The big picture: When looking at disclosures from crypto firms, time is an important part of the accountant's opinion statement to look at, according to Edward McGee, chief financial officer of the digital asset manager Grayscale.
- The opinion will clearly state that it says nothing beyond accounts on a particular day. "That is just: at a point in time, this is what is in their account," he says.
- That's a very limited disclosure, "versus a duration of time," McGee says.
In other words: These disclosures are silent about the rest of each three-month period.
- There's no way to know that funds don't spend part of that time in much riskier instruments.
- BDO did not reply to a request for comment.
Context: McGee walked Axios through some of the ins and outs of how accounting works.
- Accounting firms make arrangements with management about what they will or won't look at, and this should be spelled out in the attestation, McGee explains.
- "A compilation is a very low-level activity or a low-level assurance procedure," McGee says.

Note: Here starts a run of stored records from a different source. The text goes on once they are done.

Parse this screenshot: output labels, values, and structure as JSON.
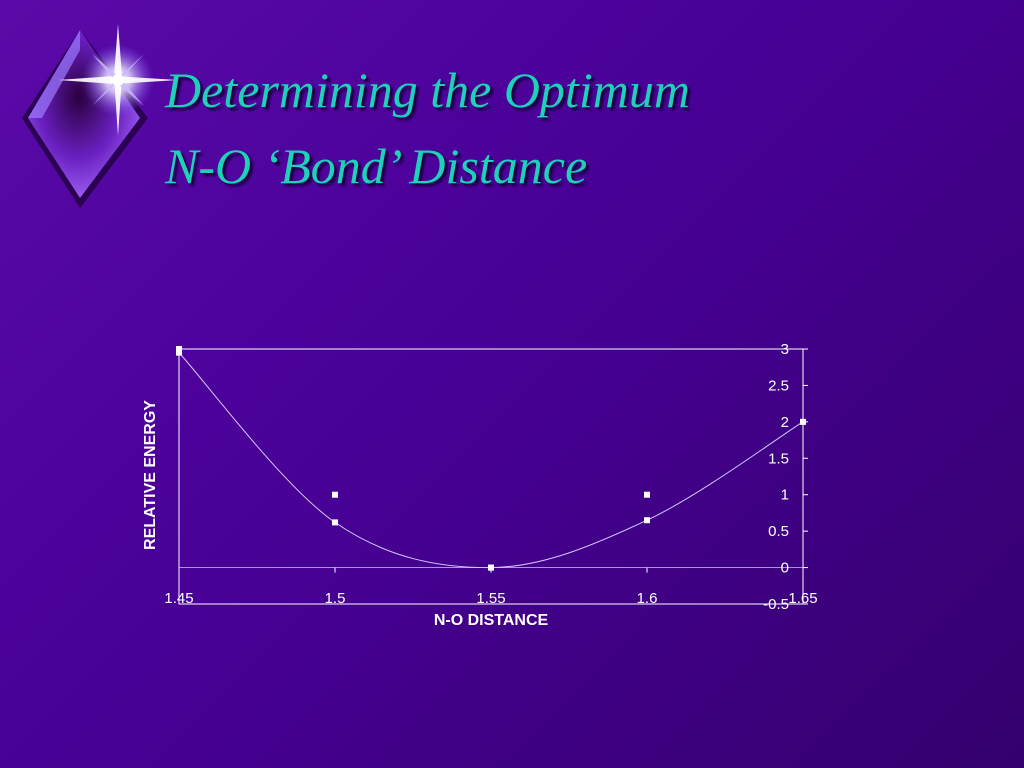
{
  "slide": {
    "title_line1": "Determining the Optimum",
    "title_line2": "N-O ‘Bond’ Distance",
    "logo_icon": "star-diamond-icon"
  },
  "colors": {
    "background": "#4a0099",
    "title": "#1fd1b8",
    "axes": "#ffffff",
    "curve": "#d8c8ff"
  },
  "chart_data": {
    "type": "scatter",
    "title": "",
    "xlabel": "N-O DISTANCE",
    "ylabel": "RELATIVE ENERGY",
    "xlim": [
      1.45,
      1.65
    ],
    "ylim": [
      -0.5,
      3
    ],
    "x_ticks": [
      "1.45",
      "1.5",
      "1.55",
      "1.6",
      "1.65"
    ],
    "y_ticks": [
      "3",
      "2.5",
      "2",
      "1.5",
      "1",
      "0.5",
      "0",
      "-0.5"
    ],
    "y_axis_side": "right",
    "grid": false,
    "legend": "none",
    "series": [
      {
        "x": [
          1.45,
          1.5,
          1.55,
          1.6,
          1.65
        ],
        "y": [
          2.95,
          0.62,
          0,
          0.65,
          2.0
        ]
      },
      {
        "x": [
          1.45,
          1.5,
          1.55,
          1.6
        ],
        "y": [
          3.0,
          1.0,
          0,
          1.0
        ]
      }
    ],
    "fit_curve": "smooth line through first series"
  }
}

Basically, the firm looks at the documents that management provides and agrees that everything adds up.
They can also go a bit further and, for example, verify numbers with banking partners. That should also be spelled out in the attestation.
"An audit is just a more prescribed version of a review," McGee says. Standards for an audit are defined by regional accounting organizations or regulators. "It is a much higher level of comfort."
What we're watching: McGee says that many of the most advanced crypto firms have started to adopt another level of third-party checks: service organization control (SOC) reports, which verify a firm is following best practices for its particular service.
- McGee points out that Coinbase Custody, which it uses to store its digital assets, has already undertaken SOC reports.
Editor's note: This report has been updated to include comment from Tether.